You get a sense of (copyright Huw Edwards) the scale of the BBC's Westminster operation when you read that it's making 23 people redundant, saving £1.9m - and nothing much seems to be cut.

The big victim is the Sunday Politics, and there's an entertaining circularity in its demise. Way back in 1972, John Birt and presenter Peter Jay started a cerebral Sunday lunchtime politics show on London Weekend Television, called Weekend World.  From 1977, it began to make waves when Brian Walden replaced Peter Jay (off to be US Ambassador) and Walden produced long, calm, tough, political interviews. By 1985, the BBC said "Me, too !" and launched This Week Next Week, presented by David Dimbleby.

On The Record
crocodile
In 1988, it morphed into On The Record, with David's younger brother in the chair, followed by John Humphrys in 1993.  When Greg Dyke arrived as DG, he ordered a review of BBC political output, conducted in 2000 by one Fran Unsworth. On The Record was scrapped in 2002, and The Politics Show was launched in 2003.

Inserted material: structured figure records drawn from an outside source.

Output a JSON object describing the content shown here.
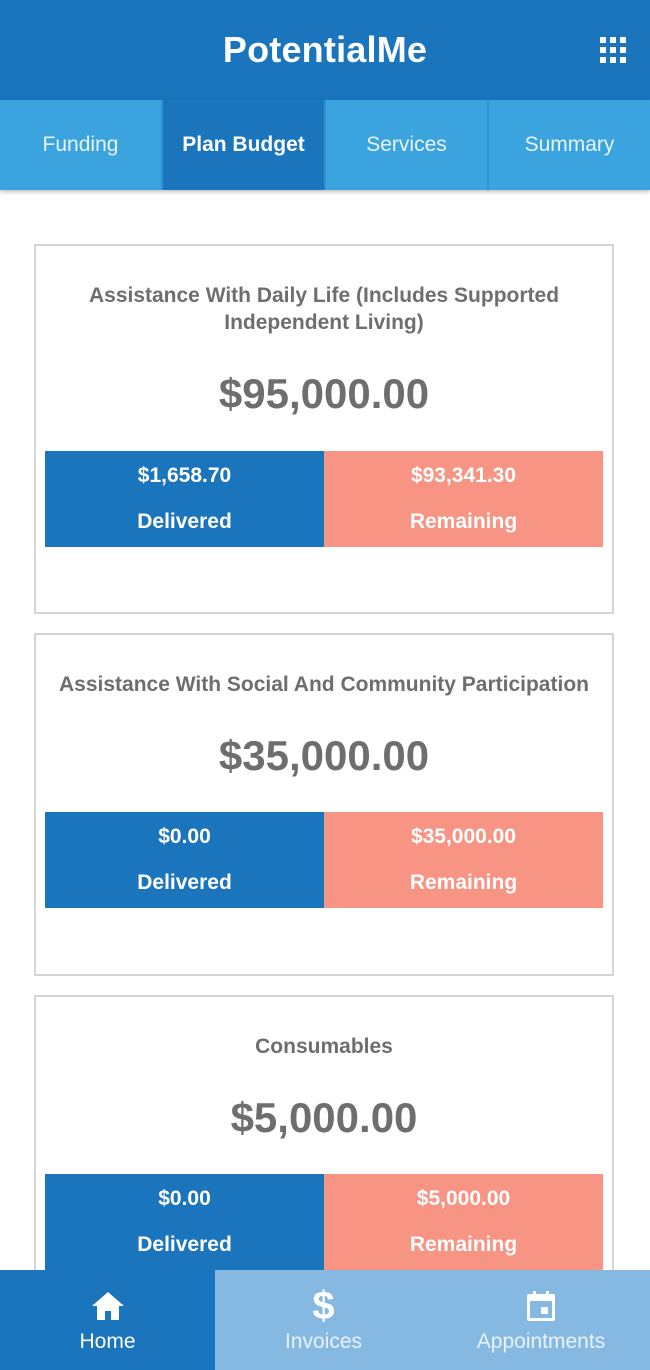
{
  "header": {
    "title": "PotentialMe",
    "menu_icon": "grid-icon"
  },
  "tabs": [
    {
      "label": "Funding",
      "active": false
    },
    {
      "label": "Plan Budget",
      "active": true
    },
    {
      "label": "Services",
      "active": false
    },
    {
      "label": "Summary",
      "active": false
    }
  ],
  "cards": [
    {
      "title": "Assistance With Daily Life (Includes Supported Independent Living)",
      "amount": "$95,000.00",
      "delivered_value": "$1,658.70",
      "delivered_label": "Delivered",
      "remaining_value": "$93,341.30",
      "remaining_label": "Remaining"
    },
    {
      "title": "Assistance With Social And Community Participation",
      "amount": "$35,000.00",
      "delivered_value": "$0.00",
      "delivered_label": "Delivered",
      "remaining_value": "$35,000.00",
      "remaining_label": "Remaining"
    },
    {
      "title": "Consumables",
      "amount": "$5,000.00",
      "delivered_value": "$0.00",
      "delivered_label": "Delivered",
      "remaining_value": "$5,000.00",
      "remaining_label": "Remaining"
    }
  ],
  "bottom_nav": [
    {
      "label": "Home",
      "icon": "home-icon",
      "active": true
    },
    {
      "label": "Invoices",
      "icon": "dollar-icon",
      "glyph": "$",
      "active": false
    },
    {
      "label": "Appointments",
      "icon": "calendar-icon",
      "active": false
    }
  ],
  "colors": {
    "primary": "#1b75bc",
    "tab_bar": "#3ba3de",
    "remaining": "#f89483",
    "nav_inactive": "#86b9e2",
    "text_gray": "#6e6e6e"
  }
}
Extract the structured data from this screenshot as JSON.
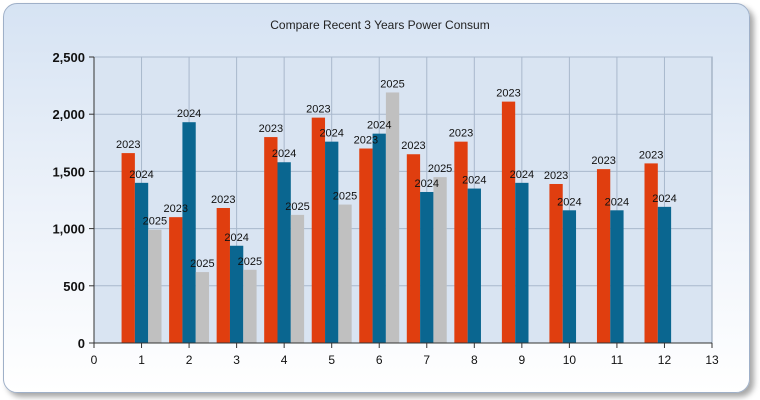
{
  "chart_data": {
    "type": "bar",
    "title": "Compare Recent 3 Years Power Consum",
    "xlabel": "",
    "ylabel": "",
    "xlim": [
      0,
      13
    ],
    "ylim": [
      0,
      2500
    ],
    "x_ticks": [
      "0",
      "1",
      "2",
      "3",
      "4",
      "5",
      "6",
      "7",
      "8",
      "9",
      "10",
      "11",
      "12",
      "13"
    ],
    "y_ticks": [
      "0",
      "500",
      "1,000",
      "1,500",
      "2,000",
      "2,500"
    ],
    "grid": true,
    "categories": [
      1,
      2,
      3,
      4,
      5,
      6,
      7,
      8,
      9,
      10,
      11,
      12
    ],
    "series": [
      {
        "name": "2023",
        "color": "#e03e0f",
        "values": [
          1660,
          1100,
          1180,
          1800,
          1970,
          1700,
          1650,
          1760,
          2110,
          1390,
          1520,
          1570
        ]
      },
      {
        "name": "2024",
        "color": "#0a6690",
        "values": [
          1400,
          1930,
          850,
          1580,
          1760,
          1830,
          1320,
          1350,
          1400,
          1160,
          1160,
          1190
        ]
      },
      {
        "name": "2025",
        "color": "#c0c0c0",
        "values": [
          990,
          620,
          640,
          1120,
          1210,
          2190,
          1450,
          null,
          null,
          null,
          null,
          null
        ]
      }
    ]
  }
}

With current presenter Sarah Smith, The Sunday Politics has played out to an average audience of around 650k in recent months, with the earlier Andrew Marr Show on upwards of 1.4m. The same political faces revolve through Andrew Marr, Sophie Ridge on Sky, Jon Pienaar's Sunday Politics on 5Live and the-soon-moving-to-Wednesdays Peston on Sunday.

So the BBC is left with just the regional opt-out bit of the Sunday Politics - and, in an attempt to get it some form of credible audience, it'll be a half hour tagged onto the end of Marr. No word yet on what happens to The Big Questions, fronted by Nicky Campbell, currently in the 10am slot.

BBC Parliament also takes a hit, effectively closing down when Parliament isn't sitting, and hinting that, in future, streaming events away from the main chamber should be left to Parliament, not duplicated by Auntie.